Looking to the beach
I would not mind having shares in the white paint used here in this 158-room beauty: some of the 305 staff members, of whom 60% are local, must be painting nonstop. Every building is white, apart from wood doors. Rooms range from those in the three-floor main block to single, and two-floor, freestanding villas. I was downstairs, in 1004, a 640 sq ft Club Suite, which has the calm of The Setai, or Bangkok’s Sukhothai in days past: I looked out to the beach, and across acres of manicured lawn and decorative pools. Think Versailles. There are no coloured flowers growing hers. It is lawn-grass and beach-grasses, natural stone, and white. For a colour fix, head for the main lobby, with its yellow tented ceiling and hanging yellow and orange lamps, or eat – the choices range from Japanese pool-side and outdoors through to local Omani seafood mixed grills in The Restaurant, designed by SPIN’s Yasuhiro Koichi.

Mango sorbet
Colour was certainly the finale of dinner outdoors at The Beach House.

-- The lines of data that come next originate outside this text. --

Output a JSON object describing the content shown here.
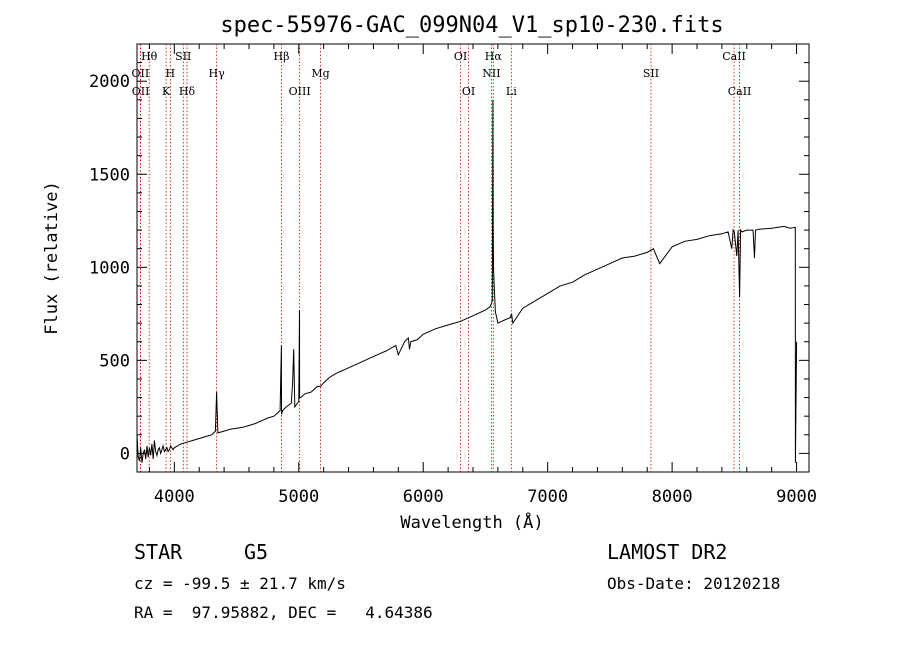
{
  "chart_data": {
    "type": "line",
    "title": "spec-55976-GAC_099N04_V1_sp10-230.fits",
    "xlabel": "Wavelength (Å)",
    "ylabel": "Flux (relative)",
    "xlim": [
      3700,
      9100
    ],
    "ylim": [
      -100,
      2200
    ],
    "xticks": [
      4000,
      5000,
      6000,
      7000,
      8000,
      9000
    ],
    "yticks": [
      0,
      500,
      1000,
      1500,
      2000
    ],
    "grid": false,
    "line_color": "#000000",
    "marker_color": "#cc0000",
    "series": [
      {
        "x": [
          3700,
          3710,
          3720,
          3730,
          3740,
          3750,
          3760,
          3770,
          3780,
          3790,
          3800,
          3810,
          3820,
          3830,
          3840,
          3850,
          3860,
          3870,
          3880,
          3890,
          3900,
          3910,
          3920,
          3930,
          3940,
          3950,
          3960,
          3970,
          3980,
          3990,
          4000,
          4050,
          4100,
          4150,
          4200,
          4250,
          4300,
          4330,
          4340,
          4350,
          4400,
          4450,
          4500,
          4550,
          4600,
          4650,
          4700,
          4750,
          4800,
          4850,
          4860,
          4861,
          4870,
          4900,
          4940,
          4950,
          4959,
          4968,
          5000,
          5006,
          5007,
          5015,
          5050,
          5100,
          5150,
          5175,
          5200,
          5250,
          5300,
          5400,
          5500,
          5600,
          5700,
          5780,
          5800,
          5850,
          5880,
          5890,
          5900,
          5950,
          6000,
          6100,
          6200,
          6300,
          6400,
          6500,
          6540,
          6555,
          6560,
          6562,
          6565,
          6570,
          6580,
          6600,
          6700,
          6710,
          6720,
          6800,
          6900,
          7000,
          7100,
          7200,
          7300,
          7400,
          7500,
          7600,
          7700,
          7800,
          7850,
          7900,
          8000,
          8100,
          8200,
          8300,
          8400,
          8450,
          8480,
          8490,
          8500,
          8520,
          8530,
          8542,
          8550,
          8560,
          8600,
          8650,
          8662,
          8670,
          8700,
          8800,
          8900,
          8950,
          8990,
          8991,
          9000
        ],
        "y": [
          100,
          -20,
          -40,
          30,
          -50,
          0,
          20,
          -30,
          40,
          -20,
          30,
          -10,
          50,
          -30,
          70,
          10,
          -10,
          20,
          30,
          0,
          20,
          40,
          10,
          20,
          30,
          10,
          20,
          40,
          30,
          20,
          30,
          50,
          60,
          70,
          80,
          90,
          100,
          120,
          330,
          110,
          120,
          130,
          135,
          140,
          150,
          160,
          175,
          190,
          200,
          230,
          580,
          210,
          230,
          250,
          270,
          380,
          560,
          250,
          280,
          770,
          300,
          300,
          320,
          330,
          360,
          360,
          380,
          410,
          430,
          460,
          490,
          520,
          550,
          580,
          530,
          600,
          620,
          560,
          600,
          610,
          640,
          670,
          690,
          710,
          740,
          770,
          790,
          820,
          1900,
          1200,
          1000,
          900,
          760,
          700,
          730,
          750,
          700,
          780,
          820,
          860,
          900,
          920,
          960,
          990,
          1020,
          1050,
          1060,
          1080,
          1100,
          1020,
          1110,
          1140,
          1150,
          1170,
          1180,
          1190,
          1100,
          1200,
          1190,
          1060,
          1200,
          840,
          1200,
          1190,
          1200,
          1200,
          1050,
          1200,
          1205,
          1210,
          1220,
          1210,
          1215,
          -50,
          600
        ]
      }
    ],
    "markers": [
      {
        "wavelength": 3727,
        "label": "OII",
        "row": 2
      },
      {
        "wavelength": 3729,
        "label": "OII",
        "row": 3
      },
      {
        "wavelength": 3798,
        "label": "Hθ",
        "row": 1
      },
      {
        "wavelength": 3934,
        "label": "K",
        "row": 3
      },
      {
        "wavelength": 3968,
        "label": "H",
        "row": 2
      },
      {
        "wavelength": 4072,
        "label": "SII",
        "row": 1
      },
      {
        "wavelength": 4102,
        "label": "Hδ",
        "row": 3
      },
      {
        "wavelength": 4340,
        "label": "Hγ",
        "row": 2
      },
      {
        "wavelength": 4861,
        "label": "Hβ",
        "row": 1
      },
      {
        "wavelength": 5007,
        "label": "OIII",
        "row": 3
      },
      {
        "wavelength": 5175,
        "label": "Mg",
        "row": 2
      },
      {
        "wavelength": 6300,
        "label": "OI",
        "row": 1
      },
      {
        "wavelength": 6364,
        "label": "OI",
        "row": 3
      },
      {
        "wavelength": 6548,
        "label": "NII",
        "row": 2
      },
      {
        "wavelength": 6563,
        "label": "Hα",
        "row": 1
      },
      {
        "wavelength": 6708,
        "label": "Li",
        "row": 3
      },
      {
        "wavelength": 7830,
        "label": "SII",
        "row": 2
      },
      {
        "wavelength": 8498,
        "label": "CaII",
        "row": 1
      },
      {
        "wavelength": 8542,
        "label": "CaII",
        "row": 3
      }
    ]
  },
  "info": {
    "class": "STAR",
    "subclass": "G5",
    "survey": "LAMOST DR2",
    "redshift": "cz = -99.5 ± 21.7 km/s",
    "obs_date": "Obs-Date: 20120218",
    "coords": "RA =  97.95882, DEC =   4.64386"
  }
}
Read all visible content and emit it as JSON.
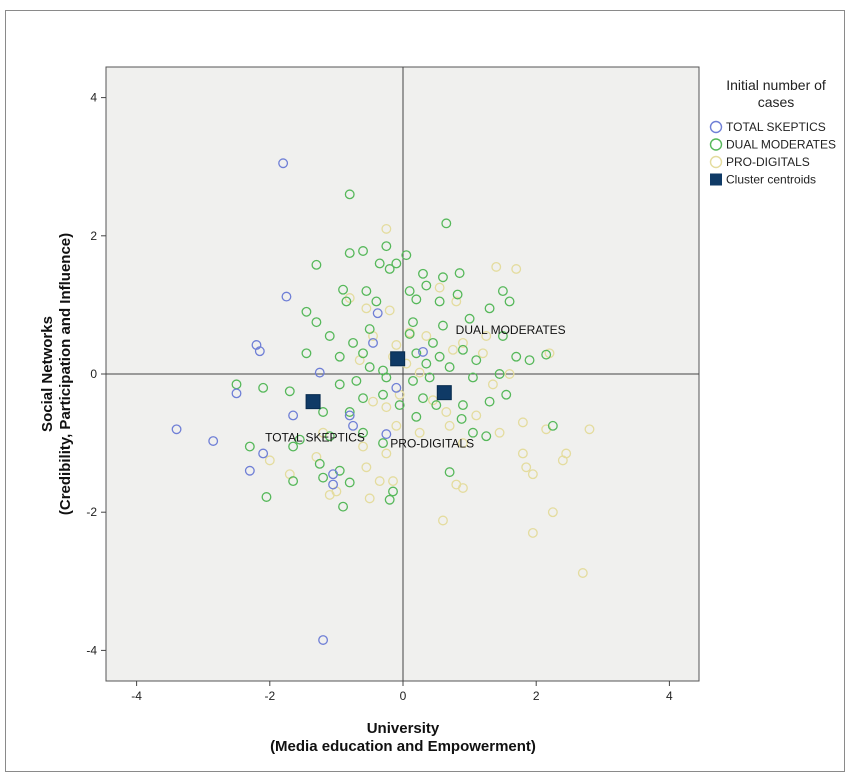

Tuna carpaccio Niçoise, followed by shary, also known as long-faced emperor, led to an amazing mango sorbet with mascarpone and lime guacamole, all on a bed – I was told – of white chocolate crumble. Our conversation was certainly colourful, too. Morton Johnston, long-time GM here, started out as a Harrods manager (his training included wines, which perhaps helped him choose two Clos Henri wines, from Marlborough, tonight). Jump forward a few years and he thought he was going to open a hotel in South Korea, and only found out at the last moment that it was actually the Ananti golf resort in North Korea, catering to the 3,500 members of Emerson Pacific’s golf club there. But then, he said with a wry face, the shooting of some tourists in July 2008 meant immediate evacuation of his entire team, and apparently the Ananti has been mothballed ever since.